Interpretive Summary: There is evidence that both the mineral element silicon, and the amino acid arginine, can affect the formation of collagen upon which bone mineralization occurs, and thus both affect bone mineral composition which influences bone structure and strength. However, there has been no examination of whether bone composition is affected by an interaction between arginine and silicon. Therefore, an experiment was conducted with the objective of determining whether a high or a supra nutritional intake compared to a normal intake of arginine would alter the effect of silicon deficiency on bone composition in rats. In both vertebrae and long bone (femur) of rats, silicon deficiency decreased calcium the main component of bone mineral, and zinc and copper which are important for a normal organic matrix containing collagen upon which calcification occurs; these decreases were more marked when dietary arginine was normal than when it was high. The findings indicate that silicon is of nutritional or physiological importance because of beneficial effects on bone formation or mineralization. Because high dietary arginine alleviated some of the changes caused by silicon deprivation and arginine promotes collagen formation, and because silicon deficiency induces changes in mineral elements involved in bone collagen formation and breakdown, silicon apparently has an important role in the formation of the organic matrix, which includes collagen, upon which bone calcification occurs.

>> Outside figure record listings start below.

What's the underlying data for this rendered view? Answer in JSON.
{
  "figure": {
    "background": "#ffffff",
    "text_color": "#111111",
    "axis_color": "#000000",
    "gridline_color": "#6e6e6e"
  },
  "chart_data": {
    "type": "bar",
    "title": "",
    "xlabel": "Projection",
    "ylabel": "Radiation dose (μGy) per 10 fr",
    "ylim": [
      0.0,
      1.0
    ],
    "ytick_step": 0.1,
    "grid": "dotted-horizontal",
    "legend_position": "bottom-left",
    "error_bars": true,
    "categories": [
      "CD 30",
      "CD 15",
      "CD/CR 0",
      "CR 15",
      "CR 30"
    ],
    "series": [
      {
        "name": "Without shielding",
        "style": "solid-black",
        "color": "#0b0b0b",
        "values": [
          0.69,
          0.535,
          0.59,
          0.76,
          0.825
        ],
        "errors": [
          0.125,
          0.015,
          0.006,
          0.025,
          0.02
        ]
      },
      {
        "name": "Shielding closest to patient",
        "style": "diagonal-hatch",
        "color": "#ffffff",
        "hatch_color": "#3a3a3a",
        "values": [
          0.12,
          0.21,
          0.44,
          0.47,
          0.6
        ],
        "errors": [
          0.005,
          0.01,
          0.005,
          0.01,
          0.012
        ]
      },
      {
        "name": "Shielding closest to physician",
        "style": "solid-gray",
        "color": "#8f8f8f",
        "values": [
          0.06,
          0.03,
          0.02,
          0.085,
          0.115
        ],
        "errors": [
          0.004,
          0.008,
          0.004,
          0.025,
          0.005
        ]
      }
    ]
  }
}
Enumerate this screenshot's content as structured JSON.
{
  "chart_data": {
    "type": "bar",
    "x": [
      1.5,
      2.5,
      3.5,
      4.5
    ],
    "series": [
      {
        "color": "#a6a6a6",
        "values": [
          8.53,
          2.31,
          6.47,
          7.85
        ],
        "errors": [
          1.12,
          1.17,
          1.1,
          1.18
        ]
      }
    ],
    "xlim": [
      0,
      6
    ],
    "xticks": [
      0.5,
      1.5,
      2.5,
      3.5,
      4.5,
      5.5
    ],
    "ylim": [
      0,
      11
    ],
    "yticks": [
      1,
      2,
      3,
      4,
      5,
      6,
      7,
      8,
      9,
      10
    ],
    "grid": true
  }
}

Technical Abstract: An experiment was designed to determine if dietary arginine would alter the effect of dietary silicon (Si) on bone mineralization and vice versa. Male weanling Sprague-Dawley rats were assigned to groups of 12 in a 2 x 2 factorially arranged experiment. Supplemented to a ground corn/casein basal diet containing 2.3 ug Si/g and adequate arginine were silicon as sodium meta-silicate at 0 or 35 ug/g and arginine at 0 or 5 mg/g diet. The rats were fed ad libitum deionized water and their respective diets for eight weeks. Body weight, liver weight/body weight ratio and plasma Si were decreased, and plasma alkaline phosphatase activity was increased by Si deprivation. Silicon deprivation also decreased femoral calcium, copper, potassium and zinc concentrations, but increased the femoral manganese concentration. Arginine supplementation decreased femoral molybdenum concentration but increased the femoral manganese concentration. Vertebral lconcentrations of phosphorus, sodium, potassium, copper, manganese, and zinc were decreased by Si deprivation. Arginine supplementation increased vertebral concentrations of sodium, potassium, manganese, zinc and iron. The arginine effects were more marked in the Si-deprived animals, especially in the vertebra. Germanium concentrations of the femur and vertebra were affected by an interaction between silicon and arginine; the concentrations were decreased by Si deprivation in those animals not fed supplemental arginine. The change in germanium is consistent with a previous finding by us suggesting this element may be physiologically important, especially as related to bone DNA concentrations. The findings support the contention that Si has a physiological role in bone formation and that arginine intake can affect that role.